Jump on health concerns - Baltimore Post-ExaminerBaltimore Post-Examiner

Jump on health concerns

We know those people who hate going to the doctor, and who refuse to get nagging pains and problems looked at. We’ve also seen how those pains and problems can suddenly explode into something major. Keeping a close eye on what your body is telling you isn’t hypochondria–it’s simply good sense!

Step 1: pay attention to the signs

Your body is designed to alert you to problems. Pay close attention, and if something feels off, monitor it for a while. For instance, stiff joints in the morning may be nothing unnatural, but if pain persists for a while, and painkillers aren’t helping, it’s time to get it checked out. If your eyes start to get a little fuzzy, pay attention to that as well–watch to see if they clear up, and if they don’t, take that as your hint.

Step 1a: what not to do

Don’t try to fix the problem yourself! Home remedies, homeopathic remedies, and over-the-counter meds are okay as a first line of defense, but be honest with yourself if the problem persists. Avoid looking online to research your symptoms. This can only lead to panic, since symptoms of relatively minor illness can also be similar to major problems. You aren’t the doctor–you can’t diagnose yourself.

Step 2: see a doctor

For most problems, the best place to start is with your general practitioner (GP). He or she can usually diagnose most illnesses and help you get a better perspective on funky pains or other ailments. If you need to see a specialist, your GP will know how to direct you.

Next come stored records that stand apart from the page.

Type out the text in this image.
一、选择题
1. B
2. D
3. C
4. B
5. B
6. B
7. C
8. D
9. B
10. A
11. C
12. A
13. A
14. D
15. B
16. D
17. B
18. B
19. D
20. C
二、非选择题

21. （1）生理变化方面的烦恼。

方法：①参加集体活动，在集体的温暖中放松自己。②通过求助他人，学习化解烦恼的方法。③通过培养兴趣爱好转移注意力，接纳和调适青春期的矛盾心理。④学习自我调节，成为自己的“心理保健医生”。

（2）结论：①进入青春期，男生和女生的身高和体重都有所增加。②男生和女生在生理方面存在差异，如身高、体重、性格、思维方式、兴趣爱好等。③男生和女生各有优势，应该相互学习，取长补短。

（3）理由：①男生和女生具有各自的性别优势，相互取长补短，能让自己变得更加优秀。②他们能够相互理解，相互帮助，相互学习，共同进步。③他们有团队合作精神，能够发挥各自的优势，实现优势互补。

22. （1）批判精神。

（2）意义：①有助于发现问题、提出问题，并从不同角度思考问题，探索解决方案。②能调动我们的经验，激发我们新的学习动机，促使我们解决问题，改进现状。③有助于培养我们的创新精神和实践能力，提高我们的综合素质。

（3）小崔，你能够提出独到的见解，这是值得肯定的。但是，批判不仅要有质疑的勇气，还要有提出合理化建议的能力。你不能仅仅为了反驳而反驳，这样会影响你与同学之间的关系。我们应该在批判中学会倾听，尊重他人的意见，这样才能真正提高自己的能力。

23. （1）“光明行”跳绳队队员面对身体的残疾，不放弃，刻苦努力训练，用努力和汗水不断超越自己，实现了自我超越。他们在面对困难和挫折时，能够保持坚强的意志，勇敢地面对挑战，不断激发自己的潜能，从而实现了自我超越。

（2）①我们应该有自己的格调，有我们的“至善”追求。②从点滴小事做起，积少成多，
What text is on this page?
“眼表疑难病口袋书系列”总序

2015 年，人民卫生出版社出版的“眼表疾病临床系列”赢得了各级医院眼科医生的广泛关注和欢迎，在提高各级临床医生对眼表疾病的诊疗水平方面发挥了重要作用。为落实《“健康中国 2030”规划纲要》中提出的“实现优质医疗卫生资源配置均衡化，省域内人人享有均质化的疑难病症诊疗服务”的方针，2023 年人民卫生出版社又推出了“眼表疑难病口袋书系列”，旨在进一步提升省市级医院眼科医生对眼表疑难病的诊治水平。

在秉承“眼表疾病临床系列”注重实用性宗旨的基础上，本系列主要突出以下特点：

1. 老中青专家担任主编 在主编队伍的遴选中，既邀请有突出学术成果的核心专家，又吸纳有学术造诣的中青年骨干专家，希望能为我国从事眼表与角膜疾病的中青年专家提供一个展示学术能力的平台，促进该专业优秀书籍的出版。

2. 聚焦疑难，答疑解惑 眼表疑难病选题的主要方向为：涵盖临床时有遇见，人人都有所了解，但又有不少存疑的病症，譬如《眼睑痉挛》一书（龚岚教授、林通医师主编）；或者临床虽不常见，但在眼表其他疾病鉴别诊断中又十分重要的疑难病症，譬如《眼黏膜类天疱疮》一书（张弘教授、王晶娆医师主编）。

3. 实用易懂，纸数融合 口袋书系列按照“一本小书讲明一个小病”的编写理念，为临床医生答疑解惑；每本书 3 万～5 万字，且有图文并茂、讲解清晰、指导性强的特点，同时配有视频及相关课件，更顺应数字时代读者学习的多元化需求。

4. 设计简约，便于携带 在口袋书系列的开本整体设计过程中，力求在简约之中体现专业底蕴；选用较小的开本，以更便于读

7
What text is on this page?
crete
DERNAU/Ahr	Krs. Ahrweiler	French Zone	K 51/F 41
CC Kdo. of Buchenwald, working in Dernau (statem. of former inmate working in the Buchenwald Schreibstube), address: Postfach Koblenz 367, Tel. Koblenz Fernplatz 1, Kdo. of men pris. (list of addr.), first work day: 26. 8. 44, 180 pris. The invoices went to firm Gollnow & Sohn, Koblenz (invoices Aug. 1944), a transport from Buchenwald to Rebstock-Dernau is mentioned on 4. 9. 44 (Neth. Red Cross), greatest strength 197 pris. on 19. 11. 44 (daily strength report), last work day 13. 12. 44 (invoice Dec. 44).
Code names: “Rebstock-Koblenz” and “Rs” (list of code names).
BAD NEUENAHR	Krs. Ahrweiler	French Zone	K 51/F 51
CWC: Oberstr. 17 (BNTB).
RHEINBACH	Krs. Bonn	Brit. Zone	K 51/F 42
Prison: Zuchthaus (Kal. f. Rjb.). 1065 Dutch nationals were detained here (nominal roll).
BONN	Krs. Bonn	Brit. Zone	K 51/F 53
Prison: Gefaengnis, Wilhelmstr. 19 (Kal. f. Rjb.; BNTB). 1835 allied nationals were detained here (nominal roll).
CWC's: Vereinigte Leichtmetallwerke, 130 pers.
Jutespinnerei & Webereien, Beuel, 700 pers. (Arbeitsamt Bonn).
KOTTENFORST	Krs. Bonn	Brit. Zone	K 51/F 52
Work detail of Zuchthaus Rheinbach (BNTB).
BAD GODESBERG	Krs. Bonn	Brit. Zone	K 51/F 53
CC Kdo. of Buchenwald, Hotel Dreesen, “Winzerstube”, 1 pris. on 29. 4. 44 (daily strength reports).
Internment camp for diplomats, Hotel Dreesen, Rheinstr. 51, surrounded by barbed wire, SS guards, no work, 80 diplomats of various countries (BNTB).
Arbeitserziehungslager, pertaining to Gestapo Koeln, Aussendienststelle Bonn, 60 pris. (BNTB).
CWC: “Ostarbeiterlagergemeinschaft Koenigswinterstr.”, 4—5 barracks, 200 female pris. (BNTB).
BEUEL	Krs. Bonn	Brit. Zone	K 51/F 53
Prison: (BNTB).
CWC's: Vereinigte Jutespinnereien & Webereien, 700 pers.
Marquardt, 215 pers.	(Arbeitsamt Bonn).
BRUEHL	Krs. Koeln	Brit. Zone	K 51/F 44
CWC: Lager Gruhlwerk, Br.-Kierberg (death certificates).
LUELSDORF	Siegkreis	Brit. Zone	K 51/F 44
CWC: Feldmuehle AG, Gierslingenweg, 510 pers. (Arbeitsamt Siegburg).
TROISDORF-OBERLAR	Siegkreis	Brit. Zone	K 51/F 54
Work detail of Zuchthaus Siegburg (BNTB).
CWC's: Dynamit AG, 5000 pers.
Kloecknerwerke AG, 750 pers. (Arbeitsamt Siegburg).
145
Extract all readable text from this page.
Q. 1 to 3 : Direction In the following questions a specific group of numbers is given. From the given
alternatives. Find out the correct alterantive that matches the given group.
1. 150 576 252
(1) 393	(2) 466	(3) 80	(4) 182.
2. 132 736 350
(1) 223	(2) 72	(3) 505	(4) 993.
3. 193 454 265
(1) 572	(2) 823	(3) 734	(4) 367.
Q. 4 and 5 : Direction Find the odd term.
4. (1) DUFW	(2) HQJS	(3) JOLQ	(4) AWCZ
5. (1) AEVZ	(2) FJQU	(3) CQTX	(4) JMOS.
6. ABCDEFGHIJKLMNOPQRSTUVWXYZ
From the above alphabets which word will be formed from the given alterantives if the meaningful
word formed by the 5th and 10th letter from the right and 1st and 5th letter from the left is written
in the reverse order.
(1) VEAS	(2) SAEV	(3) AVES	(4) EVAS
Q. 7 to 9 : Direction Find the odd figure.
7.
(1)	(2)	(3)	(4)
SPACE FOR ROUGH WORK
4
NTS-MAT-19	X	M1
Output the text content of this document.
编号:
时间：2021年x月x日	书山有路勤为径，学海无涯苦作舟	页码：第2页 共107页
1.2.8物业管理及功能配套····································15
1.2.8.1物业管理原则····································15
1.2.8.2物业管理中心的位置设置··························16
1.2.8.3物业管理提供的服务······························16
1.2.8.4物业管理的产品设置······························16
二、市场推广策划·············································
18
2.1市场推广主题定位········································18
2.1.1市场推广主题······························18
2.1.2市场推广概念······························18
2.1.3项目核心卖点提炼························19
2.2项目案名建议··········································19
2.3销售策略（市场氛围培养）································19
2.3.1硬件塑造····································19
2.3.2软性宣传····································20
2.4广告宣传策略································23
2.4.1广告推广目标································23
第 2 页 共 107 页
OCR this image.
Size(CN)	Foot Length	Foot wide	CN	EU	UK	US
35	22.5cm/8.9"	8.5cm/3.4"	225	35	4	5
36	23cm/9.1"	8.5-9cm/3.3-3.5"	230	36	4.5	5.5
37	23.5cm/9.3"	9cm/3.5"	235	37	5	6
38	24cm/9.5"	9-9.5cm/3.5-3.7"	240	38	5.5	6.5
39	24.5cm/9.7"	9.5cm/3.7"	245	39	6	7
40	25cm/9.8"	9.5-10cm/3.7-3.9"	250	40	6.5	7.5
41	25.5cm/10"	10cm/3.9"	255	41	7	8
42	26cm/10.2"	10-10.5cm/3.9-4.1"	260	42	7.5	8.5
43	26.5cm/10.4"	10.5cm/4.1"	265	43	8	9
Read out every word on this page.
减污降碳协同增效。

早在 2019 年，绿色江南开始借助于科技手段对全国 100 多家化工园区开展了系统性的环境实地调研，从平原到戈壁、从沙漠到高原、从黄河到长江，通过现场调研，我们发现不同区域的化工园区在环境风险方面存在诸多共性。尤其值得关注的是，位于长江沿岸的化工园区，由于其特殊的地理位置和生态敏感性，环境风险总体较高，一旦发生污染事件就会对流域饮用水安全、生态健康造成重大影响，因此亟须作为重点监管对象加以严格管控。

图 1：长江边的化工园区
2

For some issues, you probably will know right off the bat that you need to see a particular kind of doctor. If you start noticing blurred vision or flashes of light, go straight to your eye doctor. If you’ve got bleeding gums, see the dentist.

Step 3: bump it up

Should you need to see a specialist, such as a rheumatologist or allergist, make your appointment immediately. These doctors are often booked up for as much as a month away. Ask your GP for a referral, which may help you be able to schedule a closer appointment. Unless you’re in an urban area, you may have to travel to the closest large town to see such a doctor. As frustrating as scheduling or traveling might be, it is essential to see these doctors. Only a rheumatologist will truly know what type of rheumatic disease that knee pain turns out to be and be able to prescribe appropriate beta-blockers and other medications. It may take an ear, nose, and throat doctor or a pulmonologist to think to spot sleep apnea, a condition which may require the help of a breathing device.

Step 4: follow up

Do what the doctor tells you. If you need to make lifestyle changes, make them. Attend your follow-up appointments. Maintain yourself and your treatment plan, and if your symptoms come back or get worse, jump on them all over again. Jumping on your symptoms, seeing the appropriate doctors, and doing what they tell you to do can keep potentially major illnesses at a level so manageable, you hardly notice them.